Underwood v. Smith

93 Tenn. 687 | Tenn. | 1894

Wilkes, J.

Defendant, Smith, wrote an article,, which was published, at his request, on the evening of April 11, 1892, in the Knoxville Evening-Sentinel. The same article was republished by the Knoxville Daily Tribune - on the morning of April 12, 1892.

Soon thereafter plaintiff, Underwood, brought suit against defendant, Smith, for libel, based on the publication in the Evening Sentinel. The cause came to a hearing, and resulted in verdict and judgment for the plaintiff for $340.

April 6, 1893, the plaintiff brought the present *688suit against the defendant, Smith, for libel, based on the publication in the Tribune. Pleas of res adjudicata and not guilty were filed, and the former was sustained by the Circuit Judge, and plaintiff’s suit was dismissed, from which judgment of the Circuit Judge plaintiff appealed, and has assigned as error the action of the trial Judge in sustaining the plea of res adjudicata, aud in not hearing the cause -upon the merits under the plea of not guilty. An agreed statement of facts is made, and it appears that both publications are of identically the same matter, one being made in the Sentinel on the evening of April 11, and the other in the Tribune on the morning of April 12; that the two papers have a number of subscribers in common, but each has subscribers that the other has not. °

The Circuit Judge was in error in sustaining this plea of res adjudicata. Every separate and distinct publication of a libel is a distinct offense, for which a separate action will lie, and a recovery of damages for the first publication of the libel is no bar to an action based upon its repetition or republication. Newell on Defamation, p. 350, §3; Odgers on Libel, p. 277, §160; Rex v. Carlile, 1 Chitty, 453; Pollock on Torts, p. 315.

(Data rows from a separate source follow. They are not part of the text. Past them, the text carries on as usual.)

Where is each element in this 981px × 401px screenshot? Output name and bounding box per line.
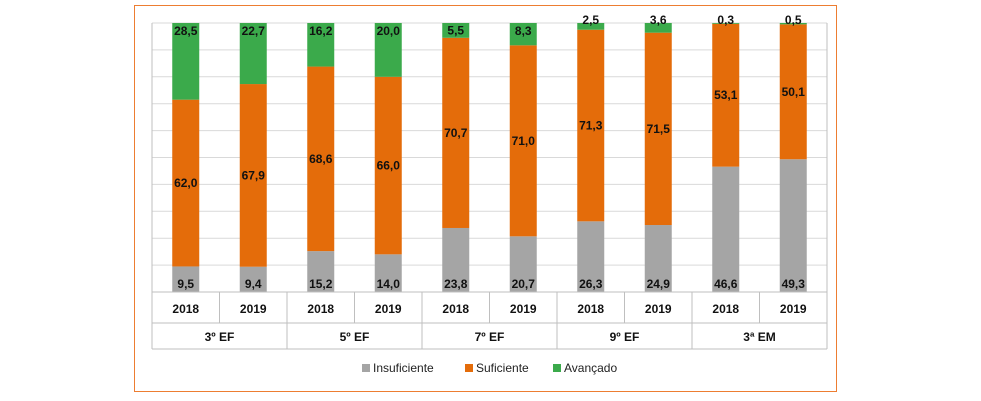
data-label: 15,2 — [309, 277, 333, 291]
bar-segment-avançado — [374, 23, 402, 77]
bar-segment-suficiente — [374, 76, 402, 255]
legend-swatch — [553, 364, 561, 372]
bar-segment-insuficiente — [307, 251, 335, 292]
data-label: 2,5 — [582, 13, 599, 27]
legend-label: Avançado — [564, 361, 617, 375]
legend-label: Suficiente — [476, 361, 529, 375]
data-label: 20,7 — [512, 277, 536, 291]
data-label: 46,6 — [714, 277, 738, 291]
bar-segment-insuficiente — [712, 166, 740, 292]
group-label: 7º EF — [475, 330, 505, 344]
bar-segment-insuficiente — [442, 227, 470, 292]
data-label: 70,7 — [444, 126, 468, 140]
bar-segment-avançado — [239, 23, 267, 85]
data-label: 14,0 — [377, 277, 401, 291]
bar-segment-avançado — [307, 23, 335, 67]
group-label: 9º EF — [610, 330, 640, 344]
data-label: 26,3 — [579, 277, 603, 291]
year-label: 2018 — [442, 302, 469, 316]
bar-segment-avançado — [509, 23, 537, 46]
data-label: 71,0 — [512, 134, 536, 148]
data-label: 0,3 — [717, 13, 734, 27]
year-label: 2018 — [307, 302, 334, 316]
data-label: 0,5 — [785, 13, 802, 27]
data-label: 71,3 — [579, 119, 603, 133]
data-label: 67,9 — [242, 168, 266, 182]
data-label: 23,8 — [444, 277, 468, 291]
data-label: 66,0 — [377, 159, 401, 173]
data-label: 28,5 — [174, 24, 198, 38]
data-label: 20,0 — [377, 24, 401, 38]
data-label: 50,1 — [782, 85, 806, 99]
bar-segment-insuficiente — [239, 266, 267, 292]
bar-segment-avançado — [172, 23, 200, 100]
data-label: 62,0 — [174, 176, 198, 190]
bar-segment-suficiente — [239, 84, 267, 267]
bar-segment-avançado — [712, 23, 740, 24]
bar-segment-suficiente — [307, 66, 335, 252]
data-label: 3,6 — [650, 13, 667, 27]
legend-swatch — [465, 364, 473, 372]
bar-segment-suficiente — [509, 45, 537, 237]
bar-segment-avançado — [577, 23, 605, 30]
group-label: 5º EF — [340, 330, 370, 344]
group-label: 3ª EM — [743, 330, 775, 344]
legend-label: Insuficiente — [373, 361, 434, 375]
data-label: 9,5 — [177, 277, 194, 291]
data-label: 71,5 — [647, 122, 671, 136]
data-label: 68,6 — [309, 152, 333, 166]
data-label: 53,1 — [714, 88, 738, 102]
year-label: 2018 — [712, 302, 739, 316]
bar-segment-suficiente — [172, 99, 200, 267]
bar-segment-avançado — [442, 23, 470, 38]
bar-segment-insuficiente — [172, 266, 200, 292]
data-label: 9,4 — [245, 277, 262, 291]
year-label: 2019 — [780, 302, 807, 316]
group-label: 3º EF — [205, 330, 235, 344]
bar-segment-suficiente — [779, 24, 807, 160]
bar-segment-avançado — [644, 23, 672, 33]
year-label: 2018 — [577, 302, 604, 316]
data-label: 24,9 — [647, 277, 671, 291]
data-label: 16,2 — [309, 24, 333, 38]
bar-segment-insuficiente — [577, 221, 605, 292]
year-label: 2019 — [645, 302, 672, 316]
bar-segment-insuficiente — [644, 225, 672, 292]
data-label: 5,5 — [447, 23, 464, 37]
year-label: 2018 — [172, 302, 199, 316]
year-label: 2019 — [510, 302, 537, 316]
data-label: 8,3 — [515, 24, 532, 38]
bar-segment-suficiente — [644, 32, 672, 226]
bar-segment-insuficiente — [374, 254, 402, 292]
bar-segment-suficiente — [577, 29, 605, 222]
bar-segment-insuficiente — [779, 159, 807, 292]
bar-segment-suficiente — [712, 23, 740, 167]
year-label: 2019 — [240, 302, 267, 316]
data-label: 49,3 — [782, 277, 806, 291]
data-label: 22,7 — [242, 24, 266, 38]
bar-segment-insuficiente — [509, 236, 537, 292]
year-label: 2019 — [375, 302, 402, 316]
legend-swatch — [362, 364, 370, 372]
bar-segment-suficiente — [442, 37, 470, 228]
bar-segment-avançado — [779, 23, 807, 25]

In the action upon the libel in which judgment has heretofore been rendered, there is no mention made of repetition or republication of the libelous matter, aud it was in nowise involved, and evidence of it would, perhaps, have been inadmissible. Saunders v. Baxter, 6 Heis., 369, 392.

*689The rule which requires a party not to split his cause of action, and prosecute it by piecemeal, does not require that distinct causes of action, each of which would authorize independent relief, should be presented in a single suit. And this is true, even though the several causes of action may exist at the same time. Black on Judgments, Vol. 2, Sec. 344; Stark v. Starr, 94 U. S., 477; Secur v. Sturgis, 16 N. Y., 548; Berdaugh v. Cocke, 32 Am. Dec., 448.

The doctrine of res adjudicata is based npon reasons and principies which have no application to the case at bar. In order to sustain the plea, the causes of action must be the same, between the same parties, based upon the same evidence, and resulting in damages based on the same reasons.

In the case' of these two publications the evidence in the one case would not apply, except in .part, to the other case.

The time and fact of publication are different in the two cases. The papers in which the publications are made are not the same. The possible defendants are not the same. In the former case, the publisher of the Sentinel could have been joined, but not the publisher of the Tribune, and vice versa.

The parties receiving the publication are not altogether the same; and it may be the damage sustained is not the same in the latter as in .the former case. While it is true that one recovery in an action for libel is a bar to a second recov*690ery for the same cause of action, as in all other suits, still it is no bar when there is a separate and distinct cause or ground of action for a repetition of the libel, which is a similar but not the same offense, any more than a judgment for one assault and battery would bar an action for a second assault and battery by the same person on the same party.

Townshend, in his work on Libel, says, in substance: If one copies the subject-matter of a writing upon another piece of material, the copy is no more the same subject-matter with the original than is a repetition of a sound the same as the original sound. Townshend on Libel, Sec. 117.

Again, the same writer says: “It is no bar to an action for slander or libel that, in a former action, for the publication of the same words on an ' occasion different from that alleged in the declaration, the defendant obtained a verdict and judgment in his favor. It was not for the same cause of action.” Townshend on Libel, Sec. 251, page 442 (4th Ed.).

The judgment of the Circuit Judge is reversed, and, inasmuch as no evidence on the merits was given under the plea of not guilty (the suit having been dismissed on sustaining the plea of res adjudicata), the cause will be remanded to the Circuit Court, to be further proceeded in on the merits.

The appellee will pay the costs of the appeal.